If a malicious module is loaded, the game is over.
quoted
quoted
If the data spans across multiple pages, in unknown amount, I suppose that I should not keep interrupts disabled for an unknown time, as it would hurt preemption. What I thought, in my initial patch-set, was to iterate over each page that must be written to, in a loop, re-enabling interrupts in-between iterations, to give pending interrupts a chance to be served. This would mean that the data being written to would not be consistent, but it's a problem that would have to be addressed anyways, since it can be still read by other cores, while the write is ongoing.This probably makes sense, except that enabling and disabling interrupts means you also need to restore the original mm_struct (most likely), which is slow.

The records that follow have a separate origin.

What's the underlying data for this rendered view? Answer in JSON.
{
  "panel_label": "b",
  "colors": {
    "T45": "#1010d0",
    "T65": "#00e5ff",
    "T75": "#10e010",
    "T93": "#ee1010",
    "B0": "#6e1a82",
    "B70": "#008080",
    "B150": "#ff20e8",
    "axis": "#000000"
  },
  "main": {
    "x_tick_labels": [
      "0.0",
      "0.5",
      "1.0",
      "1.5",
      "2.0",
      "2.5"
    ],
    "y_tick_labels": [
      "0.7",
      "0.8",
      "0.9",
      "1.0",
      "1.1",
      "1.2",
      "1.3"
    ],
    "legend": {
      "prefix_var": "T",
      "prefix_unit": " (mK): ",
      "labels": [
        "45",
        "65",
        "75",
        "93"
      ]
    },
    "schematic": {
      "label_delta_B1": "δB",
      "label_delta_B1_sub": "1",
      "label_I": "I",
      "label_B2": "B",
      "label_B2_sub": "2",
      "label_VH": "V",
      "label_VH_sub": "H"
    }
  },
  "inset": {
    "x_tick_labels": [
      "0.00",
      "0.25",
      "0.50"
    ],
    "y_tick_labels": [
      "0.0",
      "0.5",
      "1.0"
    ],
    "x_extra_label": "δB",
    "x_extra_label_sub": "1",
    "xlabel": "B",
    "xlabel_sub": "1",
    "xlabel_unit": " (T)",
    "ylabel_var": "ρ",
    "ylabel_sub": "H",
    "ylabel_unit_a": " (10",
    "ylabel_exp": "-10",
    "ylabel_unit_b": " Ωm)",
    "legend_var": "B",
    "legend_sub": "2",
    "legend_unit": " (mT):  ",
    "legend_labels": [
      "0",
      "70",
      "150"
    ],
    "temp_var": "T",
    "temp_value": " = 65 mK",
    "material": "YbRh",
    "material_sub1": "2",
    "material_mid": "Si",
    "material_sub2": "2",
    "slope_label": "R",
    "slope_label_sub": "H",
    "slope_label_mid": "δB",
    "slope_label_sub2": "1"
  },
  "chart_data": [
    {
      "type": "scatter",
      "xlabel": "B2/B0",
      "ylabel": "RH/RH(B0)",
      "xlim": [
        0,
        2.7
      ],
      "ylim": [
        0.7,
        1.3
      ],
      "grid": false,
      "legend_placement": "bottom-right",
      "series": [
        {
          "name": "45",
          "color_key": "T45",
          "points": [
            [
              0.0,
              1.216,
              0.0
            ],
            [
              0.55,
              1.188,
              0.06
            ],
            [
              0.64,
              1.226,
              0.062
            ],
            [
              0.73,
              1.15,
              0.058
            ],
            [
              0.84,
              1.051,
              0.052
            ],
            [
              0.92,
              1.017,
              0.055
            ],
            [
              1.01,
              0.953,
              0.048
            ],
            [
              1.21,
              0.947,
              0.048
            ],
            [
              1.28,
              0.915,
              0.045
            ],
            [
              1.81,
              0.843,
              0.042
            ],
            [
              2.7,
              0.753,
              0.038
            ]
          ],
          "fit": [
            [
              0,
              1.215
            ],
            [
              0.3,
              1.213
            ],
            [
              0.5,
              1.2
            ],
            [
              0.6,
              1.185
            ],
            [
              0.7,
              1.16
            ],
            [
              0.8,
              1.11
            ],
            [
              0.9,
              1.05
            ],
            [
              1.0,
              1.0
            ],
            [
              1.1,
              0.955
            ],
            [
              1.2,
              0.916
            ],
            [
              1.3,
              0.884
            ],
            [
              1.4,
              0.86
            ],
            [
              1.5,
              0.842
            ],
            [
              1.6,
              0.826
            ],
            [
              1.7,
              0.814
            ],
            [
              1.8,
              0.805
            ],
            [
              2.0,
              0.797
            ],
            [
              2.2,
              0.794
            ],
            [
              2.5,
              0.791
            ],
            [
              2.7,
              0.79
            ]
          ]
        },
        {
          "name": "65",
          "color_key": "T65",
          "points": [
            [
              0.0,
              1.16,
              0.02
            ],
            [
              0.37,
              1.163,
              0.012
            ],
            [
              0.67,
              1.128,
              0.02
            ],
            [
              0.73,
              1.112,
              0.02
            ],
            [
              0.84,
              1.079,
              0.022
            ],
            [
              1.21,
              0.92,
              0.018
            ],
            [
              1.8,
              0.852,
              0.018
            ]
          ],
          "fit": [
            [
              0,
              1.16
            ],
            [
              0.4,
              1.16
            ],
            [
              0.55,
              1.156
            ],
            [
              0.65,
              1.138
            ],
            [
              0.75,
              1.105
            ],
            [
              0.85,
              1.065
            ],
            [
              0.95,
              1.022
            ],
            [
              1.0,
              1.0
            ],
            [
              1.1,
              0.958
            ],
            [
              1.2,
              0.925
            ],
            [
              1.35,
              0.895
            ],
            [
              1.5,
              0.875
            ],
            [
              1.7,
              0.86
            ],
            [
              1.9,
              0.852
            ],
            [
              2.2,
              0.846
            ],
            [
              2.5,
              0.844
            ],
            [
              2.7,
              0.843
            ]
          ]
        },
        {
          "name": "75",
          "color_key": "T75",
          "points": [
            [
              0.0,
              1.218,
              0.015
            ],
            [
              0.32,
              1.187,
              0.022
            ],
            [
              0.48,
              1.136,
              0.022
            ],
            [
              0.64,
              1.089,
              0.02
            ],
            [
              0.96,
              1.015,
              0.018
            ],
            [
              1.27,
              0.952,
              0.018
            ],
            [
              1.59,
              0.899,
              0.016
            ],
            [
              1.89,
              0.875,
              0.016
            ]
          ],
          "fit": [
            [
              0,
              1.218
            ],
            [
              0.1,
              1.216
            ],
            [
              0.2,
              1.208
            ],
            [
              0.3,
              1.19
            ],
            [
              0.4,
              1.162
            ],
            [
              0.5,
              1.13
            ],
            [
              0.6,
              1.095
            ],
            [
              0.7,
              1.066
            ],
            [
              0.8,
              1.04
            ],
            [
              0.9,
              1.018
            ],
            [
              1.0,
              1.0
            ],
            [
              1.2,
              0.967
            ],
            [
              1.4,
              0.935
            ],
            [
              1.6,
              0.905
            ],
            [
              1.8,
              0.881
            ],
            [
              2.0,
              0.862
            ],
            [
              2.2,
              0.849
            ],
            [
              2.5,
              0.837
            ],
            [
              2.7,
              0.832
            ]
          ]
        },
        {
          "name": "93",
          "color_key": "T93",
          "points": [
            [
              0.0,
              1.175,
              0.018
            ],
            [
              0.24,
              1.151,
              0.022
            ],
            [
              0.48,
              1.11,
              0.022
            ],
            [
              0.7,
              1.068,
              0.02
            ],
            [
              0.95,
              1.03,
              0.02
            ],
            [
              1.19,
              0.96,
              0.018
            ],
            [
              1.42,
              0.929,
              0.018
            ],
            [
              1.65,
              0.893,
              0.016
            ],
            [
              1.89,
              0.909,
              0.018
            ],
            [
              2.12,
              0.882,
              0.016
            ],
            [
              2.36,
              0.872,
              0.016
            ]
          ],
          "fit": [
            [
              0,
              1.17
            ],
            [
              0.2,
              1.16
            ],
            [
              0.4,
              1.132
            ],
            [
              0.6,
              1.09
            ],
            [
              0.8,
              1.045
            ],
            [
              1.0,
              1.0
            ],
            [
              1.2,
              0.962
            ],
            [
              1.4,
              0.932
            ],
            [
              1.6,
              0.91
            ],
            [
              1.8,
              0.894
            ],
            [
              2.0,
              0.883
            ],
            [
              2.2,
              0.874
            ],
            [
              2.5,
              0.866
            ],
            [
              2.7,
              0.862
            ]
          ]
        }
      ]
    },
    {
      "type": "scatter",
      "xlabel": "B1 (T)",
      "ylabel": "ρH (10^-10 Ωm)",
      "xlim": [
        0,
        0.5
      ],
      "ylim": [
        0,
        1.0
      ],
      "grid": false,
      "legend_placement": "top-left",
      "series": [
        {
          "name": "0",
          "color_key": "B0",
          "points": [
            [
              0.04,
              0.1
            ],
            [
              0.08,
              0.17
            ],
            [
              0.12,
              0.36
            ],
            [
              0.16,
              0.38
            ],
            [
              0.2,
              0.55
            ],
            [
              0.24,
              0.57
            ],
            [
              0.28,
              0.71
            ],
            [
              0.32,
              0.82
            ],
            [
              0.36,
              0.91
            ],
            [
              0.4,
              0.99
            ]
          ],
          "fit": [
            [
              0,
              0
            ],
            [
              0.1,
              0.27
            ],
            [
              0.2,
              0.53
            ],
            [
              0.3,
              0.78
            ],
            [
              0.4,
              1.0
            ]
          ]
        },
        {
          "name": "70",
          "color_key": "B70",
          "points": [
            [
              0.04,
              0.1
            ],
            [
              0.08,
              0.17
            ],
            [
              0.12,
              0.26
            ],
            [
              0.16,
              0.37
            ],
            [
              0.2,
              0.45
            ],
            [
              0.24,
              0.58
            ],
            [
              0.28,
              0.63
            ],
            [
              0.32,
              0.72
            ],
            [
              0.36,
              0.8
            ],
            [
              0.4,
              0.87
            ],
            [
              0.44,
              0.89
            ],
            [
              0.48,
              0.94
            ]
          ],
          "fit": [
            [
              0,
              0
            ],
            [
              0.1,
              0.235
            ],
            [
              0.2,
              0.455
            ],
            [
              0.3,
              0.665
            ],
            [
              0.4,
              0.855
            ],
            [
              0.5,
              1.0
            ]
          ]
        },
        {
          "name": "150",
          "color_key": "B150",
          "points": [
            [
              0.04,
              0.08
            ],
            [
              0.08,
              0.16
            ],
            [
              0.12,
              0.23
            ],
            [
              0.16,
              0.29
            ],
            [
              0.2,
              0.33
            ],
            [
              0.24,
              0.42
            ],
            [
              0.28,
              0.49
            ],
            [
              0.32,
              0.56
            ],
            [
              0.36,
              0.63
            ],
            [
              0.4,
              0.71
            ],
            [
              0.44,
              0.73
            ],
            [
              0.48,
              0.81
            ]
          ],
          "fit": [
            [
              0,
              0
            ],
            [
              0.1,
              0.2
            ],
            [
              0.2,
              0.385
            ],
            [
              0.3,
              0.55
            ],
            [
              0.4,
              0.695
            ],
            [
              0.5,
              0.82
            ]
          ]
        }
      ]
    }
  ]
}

I don't think there's a generic way to check whether in interrupt is pending without turning interrupts on.The only "excuse" I have is that write_rare is opt-in and is "rare". Maybe the enabling/disabling of interrupts - and the consequent switch of mm_struct - could be somehow tied to the latency configuration? If preemption is disabled, the expectations on the system latency are anyway more relaxed. But I'm not sure how it would work against I/O.
I think it's entirely reasonable for the API to internally break up very large memcpys.